The first draft of "Nesting" reflected that tumultuous phase in Brown's creative and personal life. The songs came easily, but they came bitter.

"It was just coming out of me like sweat," he said.

He put the songs aside and focused on himself. He learned about his anxious attachment style in relationships and realized his party-lover reputation was just a way to numb the pain and feelings he'd long ignored. His inner-healing led him to a new relationship.

Then, Brown came back to "Nesting." More than a year had passed since he wrote those first drafts.

And though his healing wasn't complete, enough time had passed that he approached "Nesting" completely differently.

"When I started working on these songs again, (I) really started building the recordings and completely recontextualized those songs," Brown said.

It led him to a place, musically and personally, he'd never been before. And it shows on "Nesting," which is streaming on all major music platforms and follows his lauded album, "Ay Es Em Ar."

And from his newfound higher ground, Brown's music broke open.

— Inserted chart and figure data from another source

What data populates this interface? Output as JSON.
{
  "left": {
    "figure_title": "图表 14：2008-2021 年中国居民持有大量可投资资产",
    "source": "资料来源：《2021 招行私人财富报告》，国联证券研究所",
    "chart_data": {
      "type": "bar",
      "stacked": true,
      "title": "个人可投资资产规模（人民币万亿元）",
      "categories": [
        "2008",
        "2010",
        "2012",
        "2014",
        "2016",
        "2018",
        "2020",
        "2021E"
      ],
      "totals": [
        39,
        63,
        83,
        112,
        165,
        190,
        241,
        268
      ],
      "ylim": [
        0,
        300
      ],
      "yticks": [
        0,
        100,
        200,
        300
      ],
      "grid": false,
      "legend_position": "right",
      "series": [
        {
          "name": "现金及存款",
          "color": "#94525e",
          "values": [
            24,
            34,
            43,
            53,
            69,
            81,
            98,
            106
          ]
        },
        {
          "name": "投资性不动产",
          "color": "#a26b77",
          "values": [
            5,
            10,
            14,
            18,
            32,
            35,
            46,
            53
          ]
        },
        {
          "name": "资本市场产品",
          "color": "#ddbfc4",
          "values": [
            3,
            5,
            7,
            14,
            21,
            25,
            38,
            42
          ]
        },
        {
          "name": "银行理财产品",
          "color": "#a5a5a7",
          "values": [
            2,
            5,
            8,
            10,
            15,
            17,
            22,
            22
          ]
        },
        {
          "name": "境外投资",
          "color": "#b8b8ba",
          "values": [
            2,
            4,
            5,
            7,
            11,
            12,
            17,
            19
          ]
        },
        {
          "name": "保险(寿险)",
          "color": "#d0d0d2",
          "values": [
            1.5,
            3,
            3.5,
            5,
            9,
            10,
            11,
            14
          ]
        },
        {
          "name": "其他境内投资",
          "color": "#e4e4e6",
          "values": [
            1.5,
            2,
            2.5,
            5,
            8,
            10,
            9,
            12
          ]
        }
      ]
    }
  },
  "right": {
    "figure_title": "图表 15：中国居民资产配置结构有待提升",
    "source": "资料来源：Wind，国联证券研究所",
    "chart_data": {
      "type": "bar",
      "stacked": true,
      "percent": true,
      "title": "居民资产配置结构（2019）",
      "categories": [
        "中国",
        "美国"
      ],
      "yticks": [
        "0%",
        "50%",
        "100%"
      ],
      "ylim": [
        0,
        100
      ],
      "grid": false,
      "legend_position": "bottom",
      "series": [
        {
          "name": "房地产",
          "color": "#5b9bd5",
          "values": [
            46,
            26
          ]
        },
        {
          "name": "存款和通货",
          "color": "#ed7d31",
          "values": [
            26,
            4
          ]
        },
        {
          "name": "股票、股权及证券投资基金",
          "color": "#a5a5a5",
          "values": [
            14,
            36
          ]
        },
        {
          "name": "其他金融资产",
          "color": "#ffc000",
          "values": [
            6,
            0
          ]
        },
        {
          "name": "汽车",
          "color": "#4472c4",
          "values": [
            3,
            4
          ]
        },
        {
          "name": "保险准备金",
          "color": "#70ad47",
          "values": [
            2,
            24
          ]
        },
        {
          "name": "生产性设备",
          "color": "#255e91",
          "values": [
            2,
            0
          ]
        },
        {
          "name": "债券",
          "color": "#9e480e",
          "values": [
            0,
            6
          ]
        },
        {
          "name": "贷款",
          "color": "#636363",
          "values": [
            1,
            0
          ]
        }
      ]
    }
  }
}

On the record's opening track, "Peace of Mine," Brown leans into this evolution. What begins as a song about distress for a family member becomes a lover's lament on the second verse. But even through the raw pain of the track's lyrics, Brown allows himself a moment of clarity: "Wanna let the sun have a break and let my spirit shine."

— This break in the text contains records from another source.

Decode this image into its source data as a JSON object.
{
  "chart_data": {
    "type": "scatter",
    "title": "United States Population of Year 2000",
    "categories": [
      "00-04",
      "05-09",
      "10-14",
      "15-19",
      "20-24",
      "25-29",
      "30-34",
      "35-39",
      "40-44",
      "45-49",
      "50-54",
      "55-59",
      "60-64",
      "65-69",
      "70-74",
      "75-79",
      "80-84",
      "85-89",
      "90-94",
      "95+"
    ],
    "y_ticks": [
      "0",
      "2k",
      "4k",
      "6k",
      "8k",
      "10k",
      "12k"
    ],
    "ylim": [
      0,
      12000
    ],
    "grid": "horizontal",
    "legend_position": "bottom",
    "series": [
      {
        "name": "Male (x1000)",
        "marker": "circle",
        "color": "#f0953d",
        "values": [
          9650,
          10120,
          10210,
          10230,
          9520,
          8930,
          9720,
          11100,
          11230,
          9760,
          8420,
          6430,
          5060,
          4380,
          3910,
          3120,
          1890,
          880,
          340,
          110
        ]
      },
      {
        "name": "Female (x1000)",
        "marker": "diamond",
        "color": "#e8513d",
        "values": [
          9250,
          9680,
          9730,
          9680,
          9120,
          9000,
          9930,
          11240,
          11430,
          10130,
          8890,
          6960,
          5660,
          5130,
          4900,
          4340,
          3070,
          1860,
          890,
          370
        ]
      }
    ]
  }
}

The tune features Brown's signature layered harmonies, and his production turns what could be a melodramatic lamentation into an ambient tune that's just as serious as it is fun. That's a theme Brown continues throughout the EP.

Another song, "This Second Bird," is a parody he wrote of one of his earliest tracks, "First Bird." He added a riff emulating the white-throated sparrow's call to the track. It's his girlfriend's favorite bird.

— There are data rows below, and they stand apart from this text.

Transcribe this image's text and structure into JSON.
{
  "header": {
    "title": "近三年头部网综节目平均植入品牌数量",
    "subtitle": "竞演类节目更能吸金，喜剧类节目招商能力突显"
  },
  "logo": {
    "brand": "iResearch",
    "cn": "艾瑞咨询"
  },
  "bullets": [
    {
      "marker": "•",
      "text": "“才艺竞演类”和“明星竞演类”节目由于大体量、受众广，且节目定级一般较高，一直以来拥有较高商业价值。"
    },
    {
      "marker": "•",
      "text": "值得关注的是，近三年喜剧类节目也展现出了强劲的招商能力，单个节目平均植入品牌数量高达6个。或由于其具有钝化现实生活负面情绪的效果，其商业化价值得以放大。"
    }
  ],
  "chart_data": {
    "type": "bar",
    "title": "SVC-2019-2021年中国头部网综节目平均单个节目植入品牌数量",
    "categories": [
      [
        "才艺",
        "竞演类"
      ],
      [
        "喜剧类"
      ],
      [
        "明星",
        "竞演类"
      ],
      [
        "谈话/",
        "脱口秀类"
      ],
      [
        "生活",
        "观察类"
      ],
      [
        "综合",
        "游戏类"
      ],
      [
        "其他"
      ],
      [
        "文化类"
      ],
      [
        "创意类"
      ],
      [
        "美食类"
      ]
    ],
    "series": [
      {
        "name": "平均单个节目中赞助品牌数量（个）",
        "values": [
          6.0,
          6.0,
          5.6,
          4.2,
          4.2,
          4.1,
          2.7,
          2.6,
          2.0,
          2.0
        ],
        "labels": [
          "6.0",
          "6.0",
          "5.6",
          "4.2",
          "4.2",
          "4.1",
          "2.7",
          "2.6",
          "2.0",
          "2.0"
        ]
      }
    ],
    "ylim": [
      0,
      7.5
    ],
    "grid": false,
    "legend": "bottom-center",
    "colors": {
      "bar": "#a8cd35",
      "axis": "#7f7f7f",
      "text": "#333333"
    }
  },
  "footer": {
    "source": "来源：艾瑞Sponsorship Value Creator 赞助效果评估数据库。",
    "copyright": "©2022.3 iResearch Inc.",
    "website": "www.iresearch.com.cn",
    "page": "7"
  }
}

"It just personalized it so much more," he said. "And it was a very healthy process for me to go through, finishing up this EP."

Brown works through some of that on "Sad Pianos: Spirits in the Soundboard." He found the piano melody at his girlfriend's house during some "touch and go times," lending a haunting, hesitant melody that creeps into techno-gothic territory by the end of the instrumental track. The tune was the last song put on the EP, and one Brown wrote during his "Nesting" revisit. It was written for the woman he's with now, as opposed to the other tracks, which were written about an ex.

"And so it was really meaningful for me to throw ('Sad Pianos') on there with these other songs with these lyrics I'd written before," Brown said. "But now, when I heard the lyrics, they felt like they were about her."

While Brown largely wrote, produced and recorded the EP on his own, he did work closely with Dylan Dickerson, the frontman of Dear Blanca and MIDS, and the owner of Comfort Monk, under which "Nesting" was released. The two also collaborate on a project called Shows, along with Brett Nash from Charleston.

"There's tons and tons of great music in South Carolina, but the specific kind of style that he's sort of developed over the years feels pretty uniquely Marshall," Dickerson told Free Times.

The ghostly chorus on "Nesting" is a collection of Brown's past selves, his current self and maybe his future self, too.

For Dickerson, it's evident of Brown's diverse production styles and his desire to keep pushing himself artistically.

"It's very immersive," Dickerson said of the EP. "There's these moments throughout the record that are almost ambient, synth-ey, sort of ethereal things. And I feel like they're timed perfectly throughout the record."

And just because he's reached a new level of maturity -- in both his music and personal life -- Brown isn't resting on any laurels. He's already writing his next record.